Having a boat seems almost a birthright in the Land of 10,000 lakes, but not everyone is born with access to that rich heritage. Sometimes a kid can get himself into trouble before he learns how to navigate.

That's why Urban Boatbuilders, a St. Paul youth-service agency that builds handmade wooden boats and instills character into the inner-city kids who learn how to make them, has an important mission. We may already have 900,000 boats in Minnesota, but we can use a few more, especially ones built from scratch by kids learning how to paddle straight.

At 1 p.m. this Thursday, two artfully designed handmade canoes will be launched on Como Lake in St. Paul. They were built by a group of young men whose bumpy lives have been straightened out a bit by a hands-on exercise that brings the reality of old wisdoms vividly to mind. Such as the saying about how we are all in the same boat.

The young boat-builders started making 17-foot skin-covered canoes (the "skins" are 9-ounce nylon fabric fortified with coats of polyurethane) last week at the Como Pavilion. They are apprentices for Urban Boatbuilders (www. urbanboatbuilders.org), a nonprofit based in St. Paul's Midway Shopping Center that has turned out about 300 handmade canoes over the years and that partners with schools, at-risk youths and the juvenile-court system.

Many of the best boat-builders come out of Boys Totem Town, a Ramsey County correctional facility for delinquent boys. Recent Totem Town resident Joe Miller, 18, was admiring the work he had helped complete, using heavy nylon twine to lash the longitudinal strips to the canoe ribs. Covered with tattoos and wearing a rosary around his neck and a baseball cap set on his head at a streetwise angle, Miller did not look the part of a savvy North Woods guide. But he has worked hard to get to the Boundary Waters Wilderness, where he and his fellow canoe-builders will take their new canoes in August to test their building skills, and their bonding ones, too.

Miller landed in Totem Town on a charge of criminal damage to property, something he says happened during a fight. Now, instead of breaking things, he is making things. When he saw Urban Boatbuilders teaching Totem Town kids how to build a canoe, he started taking shop classes and asking for a chance to be hired (at $7 an hour) as an apprentice. Today, he's afraid of water, but ready to paddle on his own.

"This keeps me out of trouble and gives me a positive feeling," Miller said. "A feeling of accomplishment. I told these guys I'd do anything I had to do to be part of this."

"These guys" refers to Phil Winger, 35, the program manager for Urban Boatbuilders, and instructor Brian Thorkildson, 30. After 15 years of building boats behind the scenes, Urban Boatbuilders has brought its program into the open this summer, launching a flotilla of boats on Lake Phalen a few weeks ago, and getting set for Thursday's launch of the new canoes being built at Lake Como.

"We wanted to take the program out into the public so the community can witness these kids doing something positive and inspiring," says Winger. "We are teaching them four things: craftsmanship, teamwork, perseverance and responsibility. If they forget everything else, it won't matter as long as they take away those elements."

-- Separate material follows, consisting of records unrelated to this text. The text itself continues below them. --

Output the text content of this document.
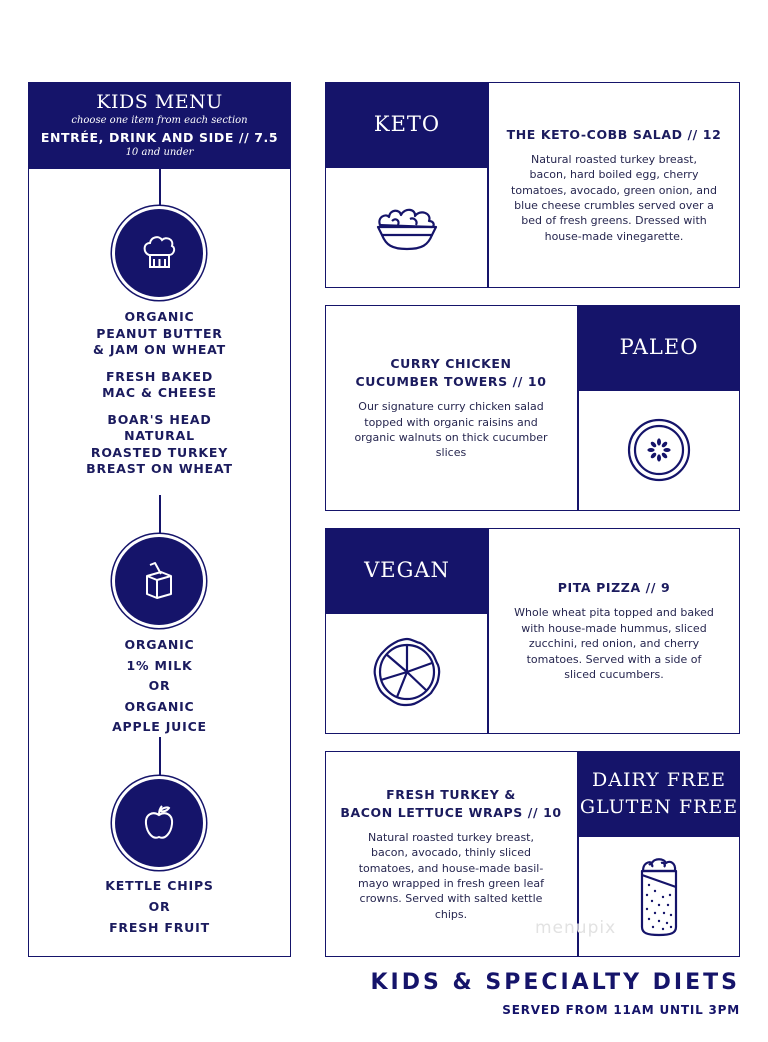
KIDS MENU
choose one item from each section
ENTRÉE, DRINK AND SIDE // 7.5
10 and under
ORGANIC
PEANUT BUTTER
& JAM ON WHEAT
FRESH BAKED
MAC & CHEESE
BOAR'S HEAD
NATURAL
ROASTED TURKEY
BREAST ON WHEAT
ORGANIC
1% MILK
OR
ORGANIC
APPLE JUICE
KETTLE CHIPS
OR
FRESH FRUIT
KETO	THE KETO-COBB SALAD // 12
Natural roasted turkey breast, bacon, hard boiled egg, cherry tomatoes, avocado, green onion, and blue cheese crumbles served over a bed of fresh greens. Dressed with house-made vinegarette.
CURRY CHICKEN
CUCUMBER TOWERS // 10
Our signature curry chicken salad topped with organic raisins and organic walnuts on thick cucumber slices
PALEO
VEGAN
PITA PIZZA // 9
Whole wheat pita topped and baked with house-made hummus, sliced zucchini, red onion, and cherry tomatoes. Served with a side of sliced cucumbers.
FRESH TURKEY &
BACON LETTUCE WRAPS // 10
Natural roasted turkey breast, bacon, avocado, thinly sliced tomatoes, and house-made basil-mayo wrapped in fresh green leaf crowns. Served with salted kettle chips.
DAIRY FREE
GLUTEN FREE
menupix
KIDS & SPECIALTY DIETS
SERVED FROM 11AM UNTIL 3PM
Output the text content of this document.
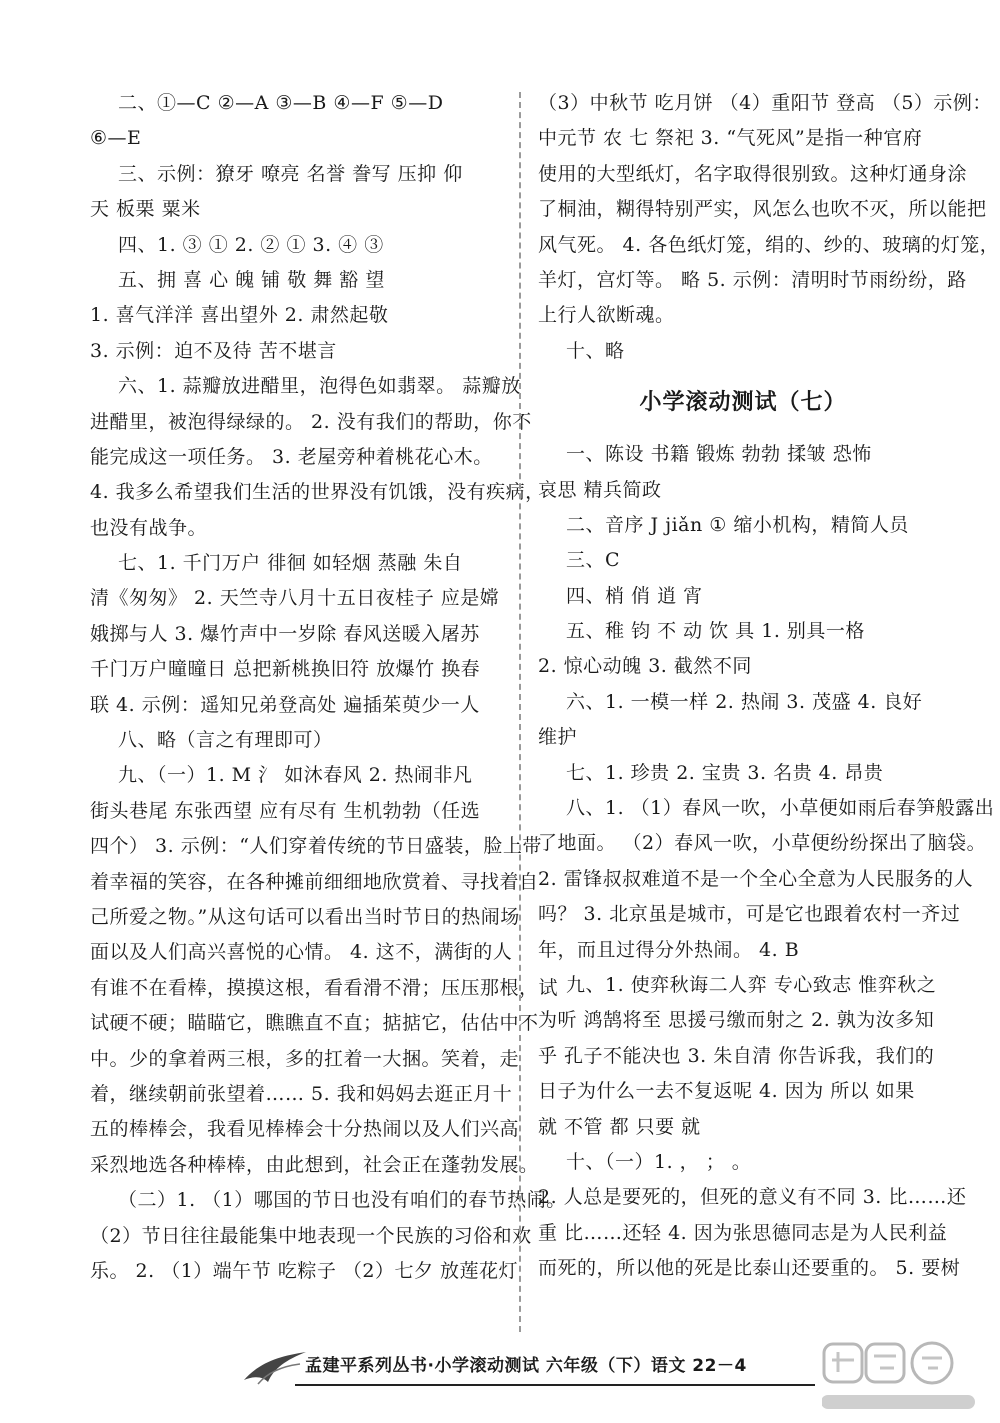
二、①—C ②—A ③—B ④—F ⑤—D
⑥—E
三、示例：獠牙 嘹亮 名誉 誊写 压抑 仰
天 板栗 粟米
四、1. ③ ① 2. ② ① 3. ④ ③
五、拥 喜 心 魄 铺 敬 舞 豁 望
1. 喜气洋洋 喜出望外 2. 肃然起敬
3. 示例：迫不及待 苦不堪言
六、1. 蒜瓣放进醋里，泡得色如翡翠。 蒜瓣放
进醋里，被泡得绿绿的。 2. 没有我们的帮助，你不
能完成这一项任务。 3. 老屋旁种着桃花心木。
4. 我多么希望我们生活的世界没有饥饿，没有疾病，
也没有战争。
七、1. 千门万户 徘徊 如轻烟 蒸融 朱自
清《匆匆》 2. 天竺寺八月十五日夜桂子 应是嫦
娥掷与人 3. 爆竹声中一岁除 春风送暖入屠苏
千门万户曈曈日 总把新桃换旧符 放爆竹 换春
联 4. 示例：遥知兄弟登高处 遍插茱萸少一人
八、略（言之有理即可）
九、（一）1. M 氵 如沐春风 2. 热闹非凡
街头巷尾 东张西望 应有尽有 生机勃勃（任选
四个） 3. 示例：“人们穿着传统的节日盛装，脸上带
着幸福的笑容，在各种摊前细细地欣赏着、寻找着自
己所爱之物。”从这句话可以看出当时节日的热闹场
面以及人们高兴喜悦的心情。 4. 这不，满街的人
有谁不在看棒，摸摸这根，看看滑不滑；压压那根，试
试硬不硬；瞄瞄它，瞧瞧直不直；掂掂它，估估中不
中。少的拿着两三根，多的扛着一大捆。笑着，走
着，继续朝前张望着…… 5. 我和妈妈去逛正月十
五的棒棒会，我看见棒棒会十分热闹以及人们兴高
采烈地选各种棒棒，由此想到，社会正在蓬勃发展。
（二）1. （1）哪国的节日也没有咱们的春节热闹。
（2）节日往往最能集中地表现一个民族的习俗和欢
乐。 2. （1）端午节 吃粽子 （2）七夕 放莲花灯
（3）中秋节 吃月饼 （4）重阳节 登高 （5）示例：
中元节 农 七 祭祀 3. “气死风”是指一种官府
使用的大型纸灯，名字取得很别致。这种灯通身涂
了桐油，糊得特别严实，风怎么也吹不灭，所以能把
风气死。 4. 各色纸灯笼，绢的、纱的、玻璃的灯笼，
羊灯，宫灯等。 略 5. 示例：清明时节雨纷纷，路
上行人欲断魂。
十、略
小学滚动测试（七）
一、陈设 书籍 锻炼 勃勃 揉皱 恐怖
哀思 精兵简政
二、音序 J jiǎn ① 缩小机构，精简人员
三、C
四、梢 俏 逍 宵
五、稚 钧 不 动 饮 具 1. 别具一格
2. 惊心动魄 3. 截然不同
六、1. 一模一样 2. 热闹 3. 茂盛 4. 良好
维护
七、1. 珍贵 2. 宝贵 3. 名贵 4. 昂贵
八、1. （1）春风一吹，小草便如雨后春笋般露出
了地面。 （2）春风一吹，小草便纷纷探出了脑袋。
2. 雷锋叔叔难道不是一个全心全意为人民服务的人
吗？ 3. 北京虽是城市，可是它也跟着农村一齐过
年，而且过得分外热闹。 4. B
九、1. 使弈秋诲二人弈 专心致志 惟弈秋之
为听 鸿鹄将至 思援弓缴而射之 2. 孰为汝多知
乎 孔子不能决也 3. 朱自清 你告诉我，我们的
日子为什么一去不复返呢 4. 因为 所以 如果
就 不管 都 只要 就
十、（一）1. ， ； 。
2. 人总是要死的，但死的意义有不同 3. 比……还
重 比……还轻 4. 因为张思德同志是为人民利益
而死的，所以他的死是比泰山还要重的。 5. 要树
孟建平系列丛书·小学滚动测试 六年级（下）语文 22－4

Winger and Thorkildson bring their experience to the effort, but don't have all the answers. In boat-building, as in life, you have to figure out some things for yourself.

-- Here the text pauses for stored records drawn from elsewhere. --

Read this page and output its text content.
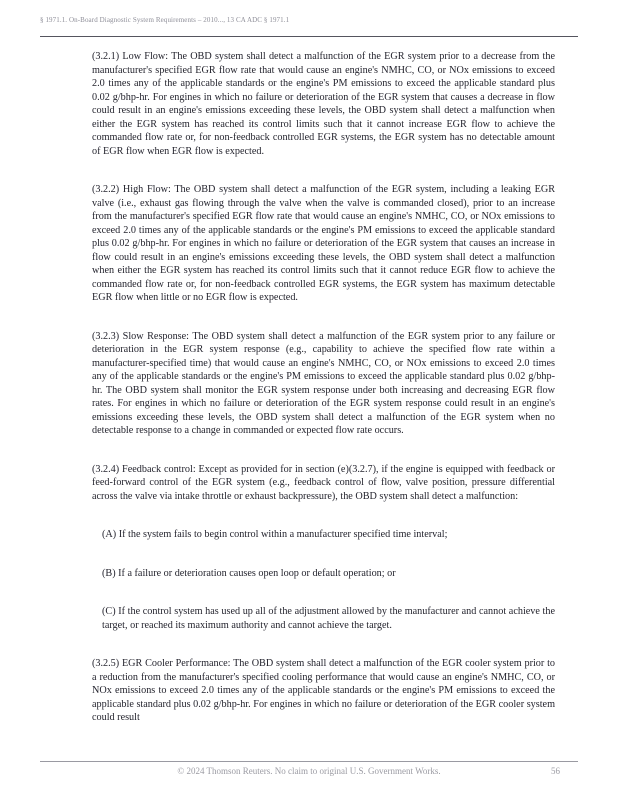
§ 1971.1. On-Board Diagnostic System Requirements – 2010..., 13 CA ADC § 1971.1

(3.2.1) Low Flow: The OBD system shall detect a malfunction of the EGR system prior to a decrease from the manufacturer's specified EGR flow rate that would cause an engine's NMHC, CO, or NOx emissions to exceed 2.0 times any of the applicable standards or the engine's PM emissions to exceed the applicable standard plus 0.02 g/bhp-hr. For engines in which no failure or deterioration of the EGR system that causes a decrease in flow could result in an engine's emissions exceeding these levels, the OBD system shall detect a malfunction when either the EGR system has reached its control limits such that it cannot increase EGR flow to achieve the commanded flow rate or, for non-feedback controlled EGR systems, the EGR system has no detectable amount of EGR flow when EGR flow is expected.

(3.2.2) High Flow: The OBD system shall detect a malfunction of the EGR system, including a leaking EGR valve (i.e., exhaust gas flowing through the valve when the valve is commanded closed), prior to an increase from the manufacturer's specified EGR flow rate that would cause an engine's NMHC, CO, or NOx emissions to exceed 2.0 times any of the applicable standards or the engine's PM emissions to exceed the applicable standard plus 0.02 g/bhp-hr. For engines in which no failure or deterioration of the EGR system that causes an increase in flow could result in an engine's emissions exceeding these levels, the OBD system shall detect a malfunction when either the EGR system has reached its control limits such that it cannot reduce EGR flow to achieve the commanded flow rate or, for non-feedback controlled EGR systems, the EGR system has maximum detectable EGR flow when little or no EGR flow is expected.

(3.2.3) Slow Response: The OBD system shall detect a malfunction of the EGR system prior to any failure or deterioration in the EGR system response (e.g., capability to achieve the specified flow rate within a manufacturer-specified time) that would cause an engine's NMHC, CO, or NOx emissions to exceed 2.0 times any of the applicable standards or the engine's PM emissions to exceed the applicable standard plus 0.02 g/bhp-hr. The OBD system shall monitor the EGR system response under both increasing and decreasing EGR flow rates. For engines in which no failure or deterioration of the EGR system response could result in an engine's emissions exceeding these levels, the OBD system shall detect a malfunction of the EGR system when no detectable response to a change in commanded or expected flow rate occurs.

(3.2.4) Feedback control: Except as provided for in section (e)(3.2.7), if the engine is equipped with feedback or feed-forward control of the EGR system (e.g., feedback control of flow, valve position, pressure differential across the valve via intake throttle or exhaust backpressure), the OBD system shall detect a malfunction:

(A) If the system fails to begin control within a manufacturer specified time interval;

(B) If a failure or deterioration causes open loop or default operation; or

(C) If the control system has used up all of the adjustment allowed by the manufacturer and cannot achieve the target, or reached its maximum authority and cannot achieve the target.

(3.2.5) EGR Cooler Performance: The OBD system shall detect a malfunction of the EGR cooler system prior to a reduction from the manufacturer's specified cooling performance that would cause an engine's NMHC, CO, or NOx emissions to exceed 2.0 times any of the applicable standards or the engine's PM emissions to exceed the applicable standard plus 0.02 g/bhp-hr. For engines in which no failure or deterioration of the EGR cooler system could result

© 2024 Thomson Reuters. No claim to original U.S. Government Works.	56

"These guys like it when they realize that we don't know everything," Thorkildson says. "It gives them a sense of satisfaction when they figure things out themselves. That's when they tell their friends that 'I can't run with you today; I have to work on my boat.' There's something that feels good about having a little success every day."

One thing that may not be obvious is how unusual it is for these kids to work together with kids of other colors or cultures. On the streets, neighborhoods and colors are separated by turf wars, gang allegiances and grudges. In a canoe, you have to all pull together or you don't get where you want to go.

"Hmong, white, African-American," says Mike Shypulski, a juvenile-corrections officer who works as a group leader at Totem Town and goes on canoe trips with his young charges in the canoes they build. "They get on the river and they have to learn how to work together and get along together. It's pretty neat to see."

As the work wound down the other day, a muscular kid named Cody challenged Winger, the project manager, to an arm-wrestling match, with Winger to be tossed into the weedy waters of Como Lake if he lost.

Winger did not want to get wet, and he did not lose. The big kid's arm quickly got pinned to the table. But he wasn't disappointed. He grinned. This was a new game here. Even if you lost, you were still on the same team.

And in the same canoe.

Nick Coleman is a senior fellow at the Eugene J. McCarthy Center for Public Policy & Civic Engagement at the College of St. Benedict/St. John's University. He can be reached at nickcolemanmn@gmail.com.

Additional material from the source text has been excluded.